As a child, Jen Carlile would sometimes tag along with her father through the winding suburban subdivisions where he built homes, exploring the skeletons of half-built houses as he ran through punch lists. They started having “interesting discussions” as she got older: “I would argue that he wasn’t really doing architecture any favors by building the same five houses over and over again,” she says. He would counter that he was building American dream homes for blue-collar families. The debates grew more heated when she became a teenager. These days, after a few surprising twists of the sort life likes to pull, Jen loves to talk construction with her father: She is cofounder of Flux, which aims to radically upend the quality and cost of the built environment worldwide.
Flux is a spinoff from X, a research-and-development “moonshot factory” founded by Google. The idea behind X is to apply the transformative power of science and technology to “big, hairy, audacious goals,” as X’s Captain of Moonshots (or CEO) Astro Teller puts it. When Jen joined in 2010 (with deep experience in music and six years of software engineering), she was one in a group of four tasked with the problem of urban population growth: Cities worldwide are expected to see a population increase from about 7.2 billion to as many as 11 billion people by 2050, according to figures Jen cites in a 2014 KeenCon presentation. That’s 3 billion additional people, all needing places in which to live, work, and go to school. Jen did the math on housing needs: “We’d need to complete about 1,000 new buildings—each one housing 200 to 300 people—every day to keep up,” she says.

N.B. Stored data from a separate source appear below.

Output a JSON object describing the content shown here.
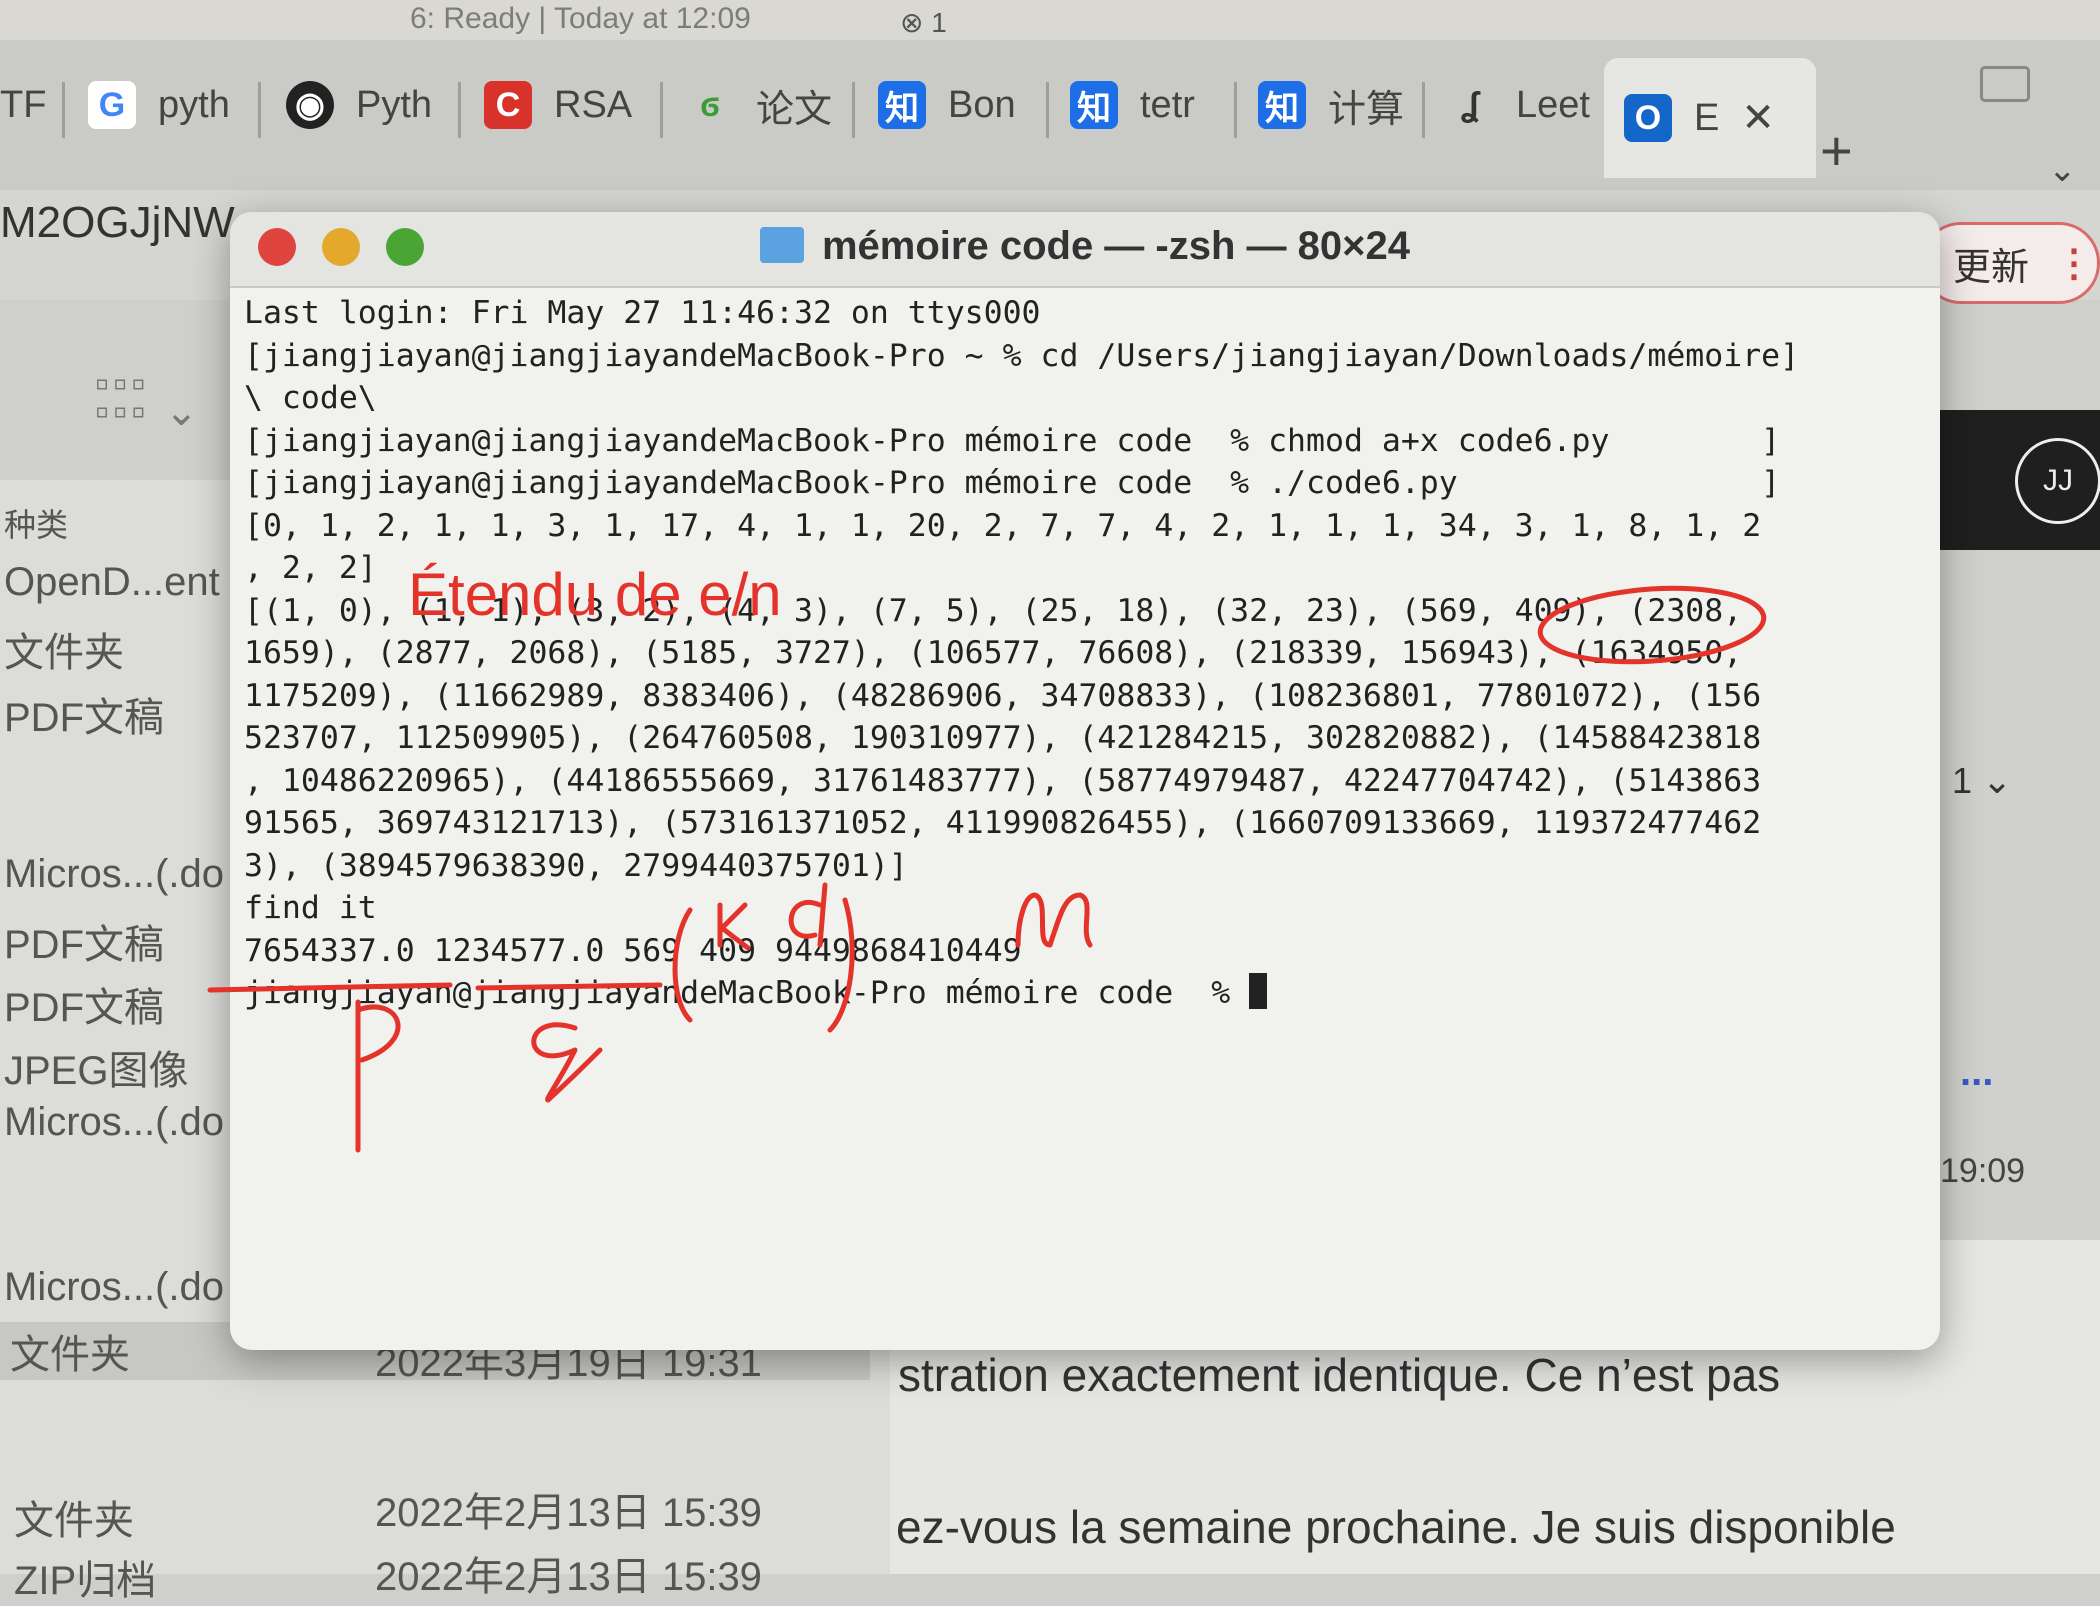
{
  "status": {
    "text": "6: Ready | Today at 12:09",
    "issue_count": "1"
  },
  "tabs": [
    {
      "label": "TF",
      "icon": "tab-icon"
    },
    {
      "label": "pyth",
      "icon": "google-icon"
    },
    {
      "label": "Pyth",
      "icon": "globe-icon"
    },
    {
      "label": "RSA",
      "icon": "c-logo-icon"
    },
    {
      "label": "论文",
      "icon": "leaf-icon"
    },
    {
      "label": "Bon",
      "icon": "zhihu-icon"
    },
    {
      "label": "tetr",
      "icon": "zhihu-icon"
    },
    {
      "label": "计算",
      "icon": "zhihu-icon"
    },
    {
      "label": "Leet",
      "icon": "leetcode-icon"
    },
    {
      "label": "E",
      "icon": "outlook-icon"
    }
  ],
  "tab_icon_glyphs": {
    "google": "G",
    "c": "C",
    "zhihu": "知"
  },
  "url_fragment": "M2OGJjNW",
  "update_button": "更新",
  "finder": {
    "kind_header": "种类",
    "rows": [
      {
        "kind": "OpenD...ent",
        "date": ""
      },
      {
        "kind": "文件夹",
        "date": ""
      },
      {
        "kind": "PDF文稿",
        "date": ""
      },
      {
        "kind": "Micros...(.do",
        "date": ""
      },
      {
        "kind": "PDF文稿",
        "date": ""
      },
      {
        "kind": "PDF文稿",
        "date": ""
      },
      {
        "kind": "JPEG图像",
        "date": ""
      },
      {
        "kind": "Micros...(.do",
        "date": ""
      },
      {
        "kind": "Micros...(.do",
        "date": ""
      },
      {
        "kind": "文件夹",
        "date": "2022年3月19日 19:31"
      },
      {
        "kind": "文件夹",
        "date": "2022年2月13日 15:39"
      },
      {
        "kind": "ZIP归档",
        "date": "2022年2月13日 15:39"
      }
    ]
  },
  "right": {
    "avatar": "JJ",
    "count": "1",
    "more": "...",
    "time": "19:09"
  },
  "doc": {
    "line1": "stration exactement identique. Ce n’est pas",
    "line2": "ez-vous la semaine prochaine. Je suis disponible"
  },
  "terminal": {
    "title": "mémoire code — -zsh — 80×24",
    "lines": [
      "Last login: Fri May 27 11:46:32 on ttys000",
      "[jiangjiayan@jiangjiayandeMacBook-Pro ~ % cd /Users/jiangjiayan/Downloads/mémoire]",
      "\\ code\\",
      "[jiangjiayan@jiangjiayandeMacBook-Pro mémoire code  % chmod a+x code6.py        ]",
      "[jiangjiayan@jiangjiayandeMacBook-Pro mémoire code  % ./code6.py                ]",
      "[0, 1, 2, 1, 1, 3, 1, 17, 4, 1, 1, 20, 2, 7, 7, 4, 2, 1, 1, 1, 34, 3, 1, 8, 1, 2",
      ", 2, 2]",
      "[(1, 0), (1, 1), (3, 2), (4, 3), (7, 5), (25, 18), (32, 23), (569, 409), (2308,",
      "1659), (2877, 2068), (5185, 3727), (106577, 76608), (218339, 156943), (1634950,",
      "1175209), (11662989, 8383406), (48286906, 34708833), (108236801, 77801072), (156",
      "523707, 112509905), (264760508, 190310977), (421284215, 302820882), (14588423818",
      ", 10486220965), (44186555669, 31761483777), (58774979487, 42247704742), (5143863",
      "91565, 369743121713), (573161371052, 411990826455), (1660709133669, 119372477462",
      "3), (3894579638390, 2799440375701)]",
      "find it",
      "7654337.0 1234577.0 569 409 9449868410449",
      "jiangjiayan@jiangjiayandeMacBook-Pro mémoire code  % "
    ]
  },
  "annotations": {
    "title": "Étendu de e/n",
    "p": "p",
    "q": "q",
    "k": "k",
    "d": "d",
    "n": "n",
    "ink_color": "#e3332a"
  }
}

Jen’s team spent 20 months incubating the project within X, immersing themselves in the architecture, engineering, and construction industries. Like anthropologists working in the wild (but quite unlike employees of most start-ups that are strapped for both time and money), they observed a building project over that time. They noticed that every different trade—amounting to dozens if not hundreds of people—was working with different software platforms and, often, old data. “We saw this lack of an underlying, neutral data-exchange platform as something that just needed to exist before we could even start thinking about more complex futuristic ideas of building design,” says Jen.
Flux’s first product is a cloud-based software platform that creates live links among the many tools used in a building, so data changes in one will automatically appear in others. Next, Flux is developing apps on top of this platform to “solve specific pain points,” Jen says. One focuses on site context: Type in an address, and it pulls up a map with lot lines, roads, waterways, parks, neighboring buildings, everything needed to start designing a building.
Flux is also looking to improve sustainability from a human health perspective, with Quartz, a database of building materials. Working against baseline data, builders can now consider the health impact of drywall, carpet, or paint choices, for example, in the early stages of design—the ideal time to consider the health of a building’s occupants, but also a its long-term energy efficiency over a lifetime of 50 or 100 years.
For each of these challenges, Flux takes a pragmatic approach. “As a research project in the moonshot lab, we had the opportunity to look at the problem from first principles and take the time and space that one might need to really consider the root causes,” Jen says. “We may not be able to solve these big, hairy problems wholly 100 percent, but what can we do to push them in the right direction?”